Vondel
Vondel was al in zijn eigen tijd erg beroemd. In zijn lange leven (Keulen, 17 november 1587 - Amsterdam, 5 februari 1679) heeft hij veel gebeurtenissen uit de Gouden Eeuw becommentarieerd. Zelf kwam hij uit een protestants milieu, maar rond 1640 koos hij voor het katholicisme. Financieel ging het hem als kousenhandelaar goed, tot zijn zaak failliet ging en hij afhankelijk werd van een baantje bij de Amsterdamse Bank van Lening (de lommerd). Daar mocht hij onder werktijd schrijven – een uitzonderlijke situatie. Onder collega’s gold hij als de ‘prins’ der dichters, met een verwijzing naar het Latijnse woord ‘princeps’: belangrijkste.
Politieke en godsdienstige onderwerpen komen regelmatig in zijn werk voor. Ook schreef hij veel over Amsterdam, bijvoorbeeld een lofdicht bij de inwijding van een nieuw Stadhuis, het tegenwoordige Paleis op de Dam (1655). Met dat soort gelegenheidsgedichten kon je behoorlijk bijverdienen. Dat lukte Vondel echter maar matig, omdat zijn scherpe pen gewantrouwd werd.
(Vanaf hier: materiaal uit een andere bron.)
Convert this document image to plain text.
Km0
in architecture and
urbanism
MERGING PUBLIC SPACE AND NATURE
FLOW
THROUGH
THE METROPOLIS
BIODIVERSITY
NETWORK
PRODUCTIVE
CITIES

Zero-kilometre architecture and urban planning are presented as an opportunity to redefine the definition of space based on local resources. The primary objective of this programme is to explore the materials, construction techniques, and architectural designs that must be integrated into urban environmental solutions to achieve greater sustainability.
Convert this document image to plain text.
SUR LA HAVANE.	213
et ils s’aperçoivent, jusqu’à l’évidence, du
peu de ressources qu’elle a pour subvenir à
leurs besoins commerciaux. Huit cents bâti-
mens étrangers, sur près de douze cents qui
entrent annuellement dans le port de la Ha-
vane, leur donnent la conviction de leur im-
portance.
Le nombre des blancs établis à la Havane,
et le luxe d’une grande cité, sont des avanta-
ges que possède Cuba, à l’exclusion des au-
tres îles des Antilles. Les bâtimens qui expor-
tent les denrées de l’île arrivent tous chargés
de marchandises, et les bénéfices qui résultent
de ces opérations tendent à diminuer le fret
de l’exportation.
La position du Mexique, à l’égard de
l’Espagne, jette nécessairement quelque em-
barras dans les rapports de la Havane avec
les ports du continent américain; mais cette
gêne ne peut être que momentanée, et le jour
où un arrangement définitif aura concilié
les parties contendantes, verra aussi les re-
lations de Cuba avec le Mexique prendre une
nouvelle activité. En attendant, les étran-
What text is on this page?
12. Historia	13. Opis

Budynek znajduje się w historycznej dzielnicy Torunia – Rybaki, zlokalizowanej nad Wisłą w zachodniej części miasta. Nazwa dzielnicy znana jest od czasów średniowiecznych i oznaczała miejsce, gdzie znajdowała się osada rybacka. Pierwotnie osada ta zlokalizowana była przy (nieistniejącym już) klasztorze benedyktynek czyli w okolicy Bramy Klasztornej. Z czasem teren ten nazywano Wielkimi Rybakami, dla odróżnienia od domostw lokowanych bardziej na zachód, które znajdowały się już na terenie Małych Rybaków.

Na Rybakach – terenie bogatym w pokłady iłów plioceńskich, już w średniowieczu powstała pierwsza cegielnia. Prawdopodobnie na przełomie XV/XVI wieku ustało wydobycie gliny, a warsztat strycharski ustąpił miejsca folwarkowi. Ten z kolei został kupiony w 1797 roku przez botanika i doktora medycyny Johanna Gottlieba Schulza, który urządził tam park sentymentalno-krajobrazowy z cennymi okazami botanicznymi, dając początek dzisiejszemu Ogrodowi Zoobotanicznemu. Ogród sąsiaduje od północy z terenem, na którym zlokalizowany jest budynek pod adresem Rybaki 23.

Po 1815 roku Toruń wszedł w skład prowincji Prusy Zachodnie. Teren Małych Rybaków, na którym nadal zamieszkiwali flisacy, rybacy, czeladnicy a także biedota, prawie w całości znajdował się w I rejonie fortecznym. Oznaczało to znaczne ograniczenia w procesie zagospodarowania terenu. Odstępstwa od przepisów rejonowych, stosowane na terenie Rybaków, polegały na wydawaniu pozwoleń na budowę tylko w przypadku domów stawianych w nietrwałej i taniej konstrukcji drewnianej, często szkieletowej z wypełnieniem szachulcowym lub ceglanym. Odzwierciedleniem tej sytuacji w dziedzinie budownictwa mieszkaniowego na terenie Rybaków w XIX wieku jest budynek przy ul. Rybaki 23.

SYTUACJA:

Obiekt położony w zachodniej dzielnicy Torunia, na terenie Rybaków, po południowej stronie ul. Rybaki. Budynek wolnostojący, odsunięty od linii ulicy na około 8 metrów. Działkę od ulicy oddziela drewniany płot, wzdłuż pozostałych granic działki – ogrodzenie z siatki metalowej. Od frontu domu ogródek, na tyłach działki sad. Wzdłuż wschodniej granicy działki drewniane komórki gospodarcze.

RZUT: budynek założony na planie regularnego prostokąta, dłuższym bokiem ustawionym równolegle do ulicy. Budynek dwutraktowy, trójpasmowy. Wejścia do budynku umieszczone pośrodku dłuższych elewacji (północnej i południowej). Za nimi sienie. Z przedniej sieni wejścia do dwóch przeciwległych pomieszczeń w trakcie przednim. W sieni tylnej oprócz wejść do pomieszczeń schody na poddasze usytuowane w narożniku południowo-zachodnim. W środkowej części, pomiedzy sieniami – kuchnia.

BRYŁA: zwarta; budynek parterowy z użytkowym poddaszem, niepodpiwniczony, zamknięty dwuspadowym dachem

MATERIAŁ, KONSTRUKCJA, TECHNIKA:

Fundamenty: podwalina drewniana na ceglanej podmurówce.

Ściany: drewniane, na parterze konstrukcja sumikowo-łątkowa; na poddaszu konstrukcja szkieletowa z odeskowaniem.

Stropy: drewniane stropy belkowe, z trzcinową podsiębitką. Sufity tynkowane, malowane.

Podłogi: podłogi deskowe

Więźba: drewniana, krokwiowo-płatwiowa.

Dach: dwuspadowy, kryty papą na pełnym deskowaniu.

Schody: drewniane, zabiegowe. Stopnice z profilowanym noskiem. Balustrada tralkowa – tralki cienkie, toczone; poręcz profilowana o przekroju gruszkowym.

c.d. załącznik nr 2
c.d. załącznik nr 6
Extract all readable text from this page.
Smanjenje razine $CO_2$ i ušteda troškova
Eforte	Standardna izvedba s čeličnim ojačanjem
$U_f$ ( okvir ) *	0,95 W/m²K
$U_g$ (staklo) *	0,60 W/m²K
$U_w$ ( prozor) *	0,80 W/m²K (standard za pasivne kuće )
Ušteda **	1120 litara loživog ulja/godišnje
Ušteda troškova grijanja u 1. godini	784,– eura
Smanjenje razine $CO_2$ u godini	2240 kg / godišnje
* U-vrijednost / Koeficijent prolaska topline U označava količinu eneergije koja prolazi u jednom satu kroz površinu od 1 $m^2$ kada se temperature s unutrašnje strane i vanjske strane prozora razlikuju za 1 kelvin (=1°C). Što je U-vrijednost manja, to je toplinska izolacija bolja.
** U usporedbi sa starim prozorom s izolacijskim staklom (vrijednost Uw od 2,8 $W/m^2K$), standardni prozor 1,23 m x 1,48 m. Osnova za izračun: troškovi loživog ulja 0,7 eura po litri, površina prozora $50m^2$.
Hij koos vaak duidelijk partij. Nadat raadpensionaris Johan van Oldenbarnevelt in 1619 als ‘landverrader’ onthoofd was, beschuldigde Vondel in het toneelstukPalamedes of Vermoorde onnooselheit (onschuld) juist Oldenbarnevelts tegenstander, prins Maurits van Oranje Nassau, van landverraad. Omdat dat zeker voor opschudding zou zorgen, nam de schrijver voorzorgsmaatregelen. Hij verpakte de boodschap in een allegorisch verhaal [noot: een verhaal met een tweede betekenislaag; de personages en metaforen staan voor personen en gebeurtenissen uit de werkelijkheid] over de Trojaanse oorlog, publiceerde het stuk pas na Maurits’ dood in 1625 én anoniem. Toch werd al gauw bekend wie de auteur was. Vondel moest een boete van 300 gulden betalen en het boek werd verboden. Nu wilde natuurlijk iedereen het lezen; er verschenen illegale herdrukken. De schrijver bleef intussen bij zijn mening: jaren later maakte hij nog de felle hekeldichten Geuse Vesper en Het stockske.